Although you will have already researched the position at length, ensure you ask questions when offered to do so. Asking questions will show that you’re engaged and are an individual who likes to make informed decisions. Not asking questions, or not asking well thought-out ones, will send the wrong message.

If you’re wondering what makes a great question, a quick internet search for “What questions should I ask at a PhD Interview?” show’s you’re not alone. Some examples of great questions to ask in a PhD interview are:

  • Are there any major developments or partnerships planned for the department? – Although this won’t always be the case, the department may be planning to upgrade its research facilities or partner with another leading institution. Asking about this shows you’re genuinely enthusiastic about undertaking influential research.
  • What are the supervision arrangements? – This is a great way to find out if your expectations match that of your potential supervisors. This can include aspects such as how often the two of you will meet and what level of support they intend to provide.
  • Will there be any opportunities for teaching within the department? – If you intend to pursue an academic career after completing your research, this will be a brilliant way to show them you’re committed to your long-term plans. Even if you plan on following a different career path, asking will let you know whether there is any opportunity to earn whilst you study.
  • What opportunities will I have for presenting my research? – This shows you intend to be an active member within your research field.

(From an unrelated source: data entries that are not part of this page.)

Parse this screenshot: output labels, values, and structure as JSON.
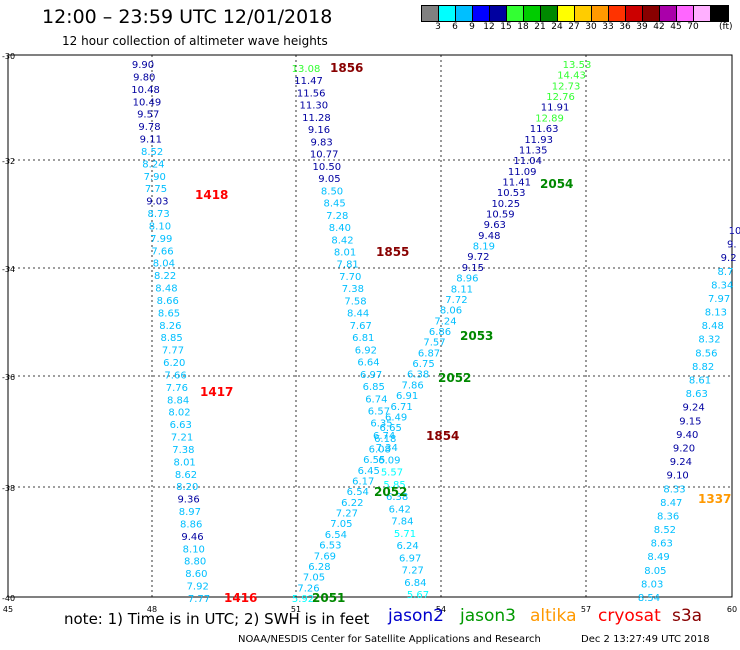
{
  "header": {
    "title": "12:00 – 23:59 UTC 12/01/2018",
    "subtitle": "12 hour collection of altimeter wave heights"
  },
  "legend": {
    "colors": [
      "#808080",
      "#00ffff",
      "#00bfff",
      "#0000ff",
      "#0000a0",
      "#33ff33",
      "#00cc00",
      "#008800",
      "#ffff00",
      "#ffcc00",
      "#ff9900",
      "#ff3300",
      "#cc0000",
      "#880000",
      "#aa00aa",
      "#ff66ff",
      "#ffb0ff",
      "#000000"
    ],
    "labels": [
      "3",
      "6",
      "9",
      "12",
      "15",
      "18",
      "21",
      "24",
      "27",
      "30",
      "33",
      "36",
      "39",
      "42",
      "45",
      "70"
    ],
    "unit": "(ft)"
  },
  "axes": {
    "lat_labels": [
      "-30",
      "-32",
      "-34",
      "-36",
      "-38",
      "-40"
    ],
    "lon_labels": [
      "45",
      "48",
      "51",
      "54",
      "57",
      "60"
    ]
  },
  "tracks": [
    {
      "name": "track-1416",
      "satellite": "jason2",
      "points": [
        {
          "v": "9.90",
          "c": "#0000a0"
        },
        {
          "v": "9.80",
          "c": "#0000a0"
        },
        {
          "v": "10.48",
          "c": "#0000a0"
        },
        {
          "v": "10.49",
          "c": "#0000a0"
        },
        {
          "v": "9.57",
          "c": "#0000a0"
        },
        {
          "v": "9.78",
          "c": "#0000a0"
        },
        {
          "v": "9.11",
          "c": "#0000a0"
        },
        {
          "v": "8.52",
          "c": "#00bfff"
        },
        {
          "v": "8.24",
          "c": "#00bfff"
        },
        {
          "v": "7.90",
          "c": "#00bfff"
        },
        {
          "v": "7.75",
          "c": "#00bfff"
        },
        {
          "v": "9.03",
          "c": "#0000a0"
        },
        {
          "v": "8.73",
          "c": "#00bfff"
        },
        {
          "v": "8.10",
          "c": "#00bfff"
        },
        {
          "v": "7.99",
          "c": "#00bfff"
        },
        {
          "v": "7.66",
          "c": "#00bfff"
        },
        {
          "v": "8.04",
          "c": "#00bfff"
        },
        {
          "v": "8.22",
          "c": "#00bfff"
        },
        {
          "v": "8.48",
          "c": "#00bfff"
        },
        {
          "v": "8.66",
          "c": "#00bfff"
        },
        {
          "v": "8.65",
          "c": "#00bfff"
        },
        {
          "v": "8.26",
          "c": "#00bfff"
        },
        {
          "v": "8.85",
          "c": "#00bfff"
        },
        {
          "v": "7.77",
          "c": "#00bfff"
        },
        {
          "v": "6.20",
          "c": "#00bfff"
        },
        {
          "v": "7.66",
          "c": "#00bfff"
        },
        {
          "v": "7.76",
          "c": "#00bfff"
        },
        {
          "v": "8.84",
          "c": "#00bfff"
        },
        {
          "v": "8.02",
          "c": "#00bfff"
        },
        {
          "v": "6.63",
          "c": "#00bfff"
        },
        {
          "v": "7.21",
          "c": "#00bfff"
        },
        {
          "v": "7.38",
          "c": "#00bfff"
        },
        {
          "v": "8.01",
          "c": "#00bfff"
        },
        {
          "v": "8.62",
          "c": "#00bfff"
        },
        {
          "v": "8.20",
          "c": "#00bfff"
        },
        {
          "v": "9.36",
          "c": "#0000a0"
        },
        {
          "v": "8.97",
          "c": "#00bfff"
        },
        {
          "v": "8.86",
          "c": "#00bfff"
        },
        {
          "v": "9.46",
          "c": "#0000a0"
        },
        {
          "v": "8.10",
          "c": "#00bfff"
        },
        {
          "v": "8.80",
          "c": "#00bfff"
        },
        {
          "v": "8.60",
          "c": "#00bfff"
        },
        {
          "v": "7.92",
          "c": "#00bfff"
        },
        {
          "v": "7.77",
          "c": "#00bfff"
        }
      ],
      "time_labels": [
        {
          "text": "1418",
          "color": "#ff0000"
        },
        {
          "text": "1417",
          "color": "#ff0000"
        },
        {
          "text": "1416",
          "color": "#ff0000"
        }
      ]
    },
    {
      "name": "track-1856",
      "satellite": "s3a",
      "points": [
        {
          "v": "13.08",
          "c": "#33ff33"
        },
        {
          "v": "11.47",
          "c": "#0000a0"
        },
        {
          "v": "11.56",
          "c": "#0000a0"
        },
        {
          "v": "11.30",
          "c": "#0000a0"
        },
        {
          "v": "11.28",
          "c": "#0000a0"
        },
        {
          "v": "9.16",
          "c": "#0000a0"
        },
        {
          "v": "9.83",
          "c": "#0000a0"
        },
        {
          "v": "10.77",
          "c": "#0000a0"
        },
        {
          "v": "10.50",
          "c": "#0000a0"
        },
        {
          "v": "9.05",
          "c": "#0000a0"
        },
        {
          "v": "8.50",
          "c": "#00bfff"
        },
        {
          "v": "8.45",
          "c": "#00bfff"
        },
        {
          "v": "7.28",
          "c": "#00bfff"
        },
        {
          "v": "8.40",
          "c": "#00bfff"
        },
        {
          "v": "8.42",
          "c": "#00bfff"
        },
        {
          "v": "8.01",
          "c": "#00bfff"
        },
        {
          "v": "7.81",
          "c": "#00bfff"
        },
        {
          "v": "7.70",
          "c": "#00bfff"
        },
        {
          "v": "7.38",
          "c": "#00bfff"
        },
        {
          "v": "7.58",
          "c": "#00bfff"
        },
        {
          "v": "8.44",
          "c": "#00bfff"
        },
        {
          "v": "7.67",
          "c": "#00bfff"
        },
        {
          "v": "6.81",
          "c": "#00bfff"
        },
        {
          "v": "6.92",
          "c": "#00bfff"
        },
        {
          "v": "6.64",
          "c": "#00bfff"
        },
        {
          "v": "6.97",
          "c": "#00bfff"
        },
        {
          "v": "6.85",
          "c": "#00bfff"
        },
        {
          "v": "6.74",
          "c": "#00bfff"
        },
        {
          "v": "6.57",
          "c": "#00bfff"
        },
        {
          "v": "6.35",
          "c": "#00bfff"
        },
        {
          "v": "6.74",
          "c": "#00bfff"
        },
        {
          "v": "7.34",
          "c": "#00bfff"
        },
        {
          "v": "6.09",
          "c": "#00bfff"
        },
        {
          "v": "5.57",
          "c": "#00ffff"
        },
        {
          "v": "5.85",
          "c": "#00ffff"
        },
        {
          "v": "6.38",
          "c": "#00bfff"
        },
        {
          "v": "6.42",
          "c": "#00bfff"
        },
        {
          "v": "7.84",
          "c": "#00bfff"
        },
        {
          "v": "5.71",
          "c": "#00ffff"
        },
        {
          "v": "6.24",
          "c": "#00bfff"
        },
        {
          "v": "6.97",
          "c": "#00bfff"
        },
        {
          "v": "7.27",
          "c": "#00bfff"
        },
        {
          "v": "6.84",
          "c": "#00bfff"
        },
        {
          "v": "5.67",
          "c": "#00ffff"
        }
      ],
      "time_labels": [
        {
          "text": "1856",
          "color": "#880000"
        },
        {
          "text": "1855",
          "color": "#880000"
        },
        {
          "text": "1854",
          "color": "#880000"
        }
      ]
    },
    {
      "name": "track-2054",
      "satellite": "jason3",
      "points": [
        {
          "v": "13.53",
          "c": "#33ff33"
        },
        {
          "v": "14.43",
          "c": "#33ff33"
        },
        {
          "v": "12.73",
          "c": "#33ff33"
        },
        {
          "v": "12.76",
          "c": "#33ff33"
        },
        {
          "v": "11.91",
          "c": "#0000a0"
        },
        {
          "v": "12.89",
          "c": "#33ff33"
        },
        {
          "v": "11.63",
          "c": "#0000a0"
        },
        {
          "v": "11.93",
          "c": "#0000a0"
        },
        {
          "v": "11.35",
          "c": "#0000a0"
        },
        {
          "v": "11.04",
          "c": "#0000a0"
        },
        {
          "v": "11.09",
          "c": "#0000a0"
        },
        {
          "v": "11.41",
          "c": "#0000a0"
        },
        {
          "v": "10.53",
          "c": "#0000a0"
        },
        {
          "v": "10.25",
          "c": "#0000a0"
        },
        {
          "v": "10.59",
          "c": "#0000a0"
        },
        {
          "v": "9.63",
          "c": "#0000a0"
        },
        {
          "v": "9.48",
          "c": "#0000a0"
        },
        {
          "v": "8.19",
          "c": "#00bfff"
        },
        {
          "v": "9.72",
          "c": "#0000a0"
        },
        {
          "v": "9.15",
          "c": "#0000a0"
        },
        {
          "v": "8.96",
          "c": "#00bfff"
        },
        {
          "v": "8.11",
          "c": "#00bfff"
        },
        {
          "v": "7.72",
          "c": "#00bfff"
        },
        {
          "v": "8.06",
          "c": "#00bfff"
        },
        {
          "v": "7.24",
          "c": "#00bfff"
        },
        {
          "v": "6.86",
          "c": "#00bfff"
        },
        {
          "v": "7.57",
          "c": "#00bfff"
        },
        {
          "v": "6.87",
          "c": "#00bfff"
        },
        {
          "v": "6.75",
          "c": "#00bfff"
        },
        {
          "v": "6.38",
          "c": "#00bfff"
        },
        {
          "v": "7.86",
          "c": "#00bfff"
        },
        {
          "v": "6.91",
          "c": "#00bfff"
        },
        {
          "v": "6.71",
          "c": "#00bfff"
        },
        {
          "v": "6.49",
          "c": "#00bfff"
        },
        {
          "v": "6.65",
          "c": "#00bfff"
        },
        {
          "v": "6.18",
          "c": "#00bfff"
        },
        {
          "v": "6.08",
          "c": "#00bfff"
        },
        {
          "v": "6.55",
          "c": "#00bfff"
        },
        {
          "v": "6.45",
          "c": "#00bfff"
        },
        {
          "v": "6.17",
          "c": "#00bfff"
        },
        {
          "v": "6.54",
          "c": "#00bfff"
        },
        {
          "v": "6.22",
          "c": "#00bfff"
        },
        {
          "v": "7.27",
          "c": "#00bfff"
        },
        {
          "v": "7.05",
          "c": "#00bfff"
        },
        {
          "v": "6.54",
          "c": "#00bfff"
        },
        {
          "v": "6.53",
          "c": "#00bfff"
        },
        {
          "v": "7.69",
          "c": "#00bfff"
        },
        {
          "v": "6.28",
          "c": "#00bfff"
        },
        {
          "v": "7.05",
          "c": "#00bfff"
        },
        {
          "v": "7.26",
          "c": "#00bfff"
        },
        {
          "v": "5.92",
          "c": "#00ffff"
        }
      ],
      "time_labels": [
        {
          "text": "2054",
          "color": "#008800"
        },
        {
          "text": "2053",
          "color": "#008800"
        },
        {
          "text": "2052",
          "color": "#008800"
        },
        {
          "text": "2052",
          "color": "#008800"
        },
        {
          "text": "2051",
          "color": "#008800"
        }
      ]
    },
    {
      "name": "track-1337",
      "satellite": "altika",
      "points": [
        {
          "v": "10",
          "c": "#0000a0"
        },
        {
          "v": "9.",
          "c": "#0000a0"
        },
        {
          "v": "9.2",
          "c": "#0000a0"
        },
        {
          "v": "8.7",
          "c": "#00bfff"
        },
        {
          "v": "8.34",
          "c": "#00bfff"
        },
        {
          "v": "7.97",
          "c": "#00bfff"
        },
        {
          "v": "8.13",
          "c": "#00bfff"
        },
        {
          "v": "8.48",
          "c": "#00bfff"
        },
        {
          "v": "8.32",
          "c": "#00bfff"
        },
        {
          "v": "8.56",
          "c": "#00bfff"
        },
        {
          "v": "8.82",
          "c": "#00bfff"
        },
        {
          "v": "8.61",
          "c": "#00bfff"
        },
        {
          "v": "8.63",
          "c": "#00bfff"
        },
        {
          "v": "9.24",
          "c": "#0000a0"
        },
        {
          "v": "9.15",
          "c": "#0000a0"
        },
        {
          "v": "9.40",
          "c": "#0000a0"
        },
        {
          "v": "9.20",
          "c": "#0000a0"
        },
        {
          "v": "9.24",
          "c": "#0000a0"
        },
        {
          "v": "9.10",
          "c": "#0000a0"
        },
        {
          "v": "8.33",
          "c": "#00bfff"
        },
        {
          "v": "8.47",
          "c": "#00bfff"
        },
        {
          "v": "8.36",
          "c": "#00bfff"
        },
        {
          "v": "8.52",
          "c": "#00bfff"
        },
        {
          "v": "8.63",
          "c": "#00bfff"
        },
        {
          "v": "8.49",
          "c": "#00bfff"
        },
        {
          "v": "8.05",
          "c": "#00bfff"
        },
        {
          "v": "8.03",
          "c": "#00bfff"
        },
        {
          "v": "8.54",
          "c": "#00bfff"
        }
      ],
      "time_labels": [
        {
          "text": "1337",
          "color": "#ff9900"
        }
      ]
    }
  ],
  "note": "note: 1) Time is in UTC; 2) SWH is in feet",
  "satellites": [
    {
      "label": "jason2",
      "color": "#0000cc"
    },
    {
      "label": "jason3",
      "color": "#009900"
    },
    {
      "label": "altika",
      "color": "#ff9900"
    },
    {
      "label": "cryosat",
      "color": "#ff0000"
    },
    {
      "label": "s3a",
      "color": "#880000"
    }
  ],
  "footer": {
    "left": "NOAA/NESDIS Center for Satellite Applications and Research",
    "right": "Dec  2 13:27:49 UTC 2018"
  }
}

This won’t be great only for your development but will help the university increase its research network and reputation in the wider community.
Try to have around four to five PhD interview questions prepared in case they answer any during your main discussion. There’s nothing worse than trying to think on your feet when you weren’t expecting to, especially when your future is being discussed!

Other PhD Interview Tips and Advice to Help You Prepare

  • Format – The format of the PhD interview varies depending on the University. If you’re unsure of what format your upcoming interview will follow, get in touch with the department you will interview with. They should be able to give you an idea about what to expect and how long it will typically last. This knowledge will prove invaluable when preparing for a PhD interview.
  • Video interview – Some interviews will be conducted as either a phone interview or a skype interview. This is especially true if you’re an international student still within your home country. If so, conduct your interview in a place with a reliable internet connection and a clean backdrop.
  • Attendance – Usually, your interview will comprise the primary and secondary supervisor. However, sometimes your interview panel can comprise non-technical staff or the Head of Department.
  • Presentation – You may be asked to prepare a PhD interview presentation if you’re proposing your own research topic. If you’re requested to do this, keep it brief, use at least 80% of the time they permit and base it around your research proposal.
  • Paperwork – Bring two to three copies of your application form, and if applicable, your research proposal. Although in most cases your interviewers would have bought their own copy, it’s better to be on the safe side.
  • Etiquette – If you’re unsure of what to wear to a PhD interview, a good general rule of thumb is to wear what you would to a formal job interview. In other words, keep it formal. Additionally, learn how to pronounce the names of the interviewers and any other staff members you may mention beforehand.
  • Practice – There’s a lot of truth in the old saying ‘practice makes perfect’. You will want to practise as many PhD interview questions as you can. Don’t just limit yourself to the ones discussed on here. Find as many PhD questions as you can and prepare draft answers for all of them. In fact, you don’t even need to limit yourself to questions specifically for PhD students. There are many out there that, although written for generic academic interviews or the job market, will be applicable to you. If you find yourself short on resources, try searching for ‘tell us a time when you…’ in google as these will provide great scenario-based questions you can practise with.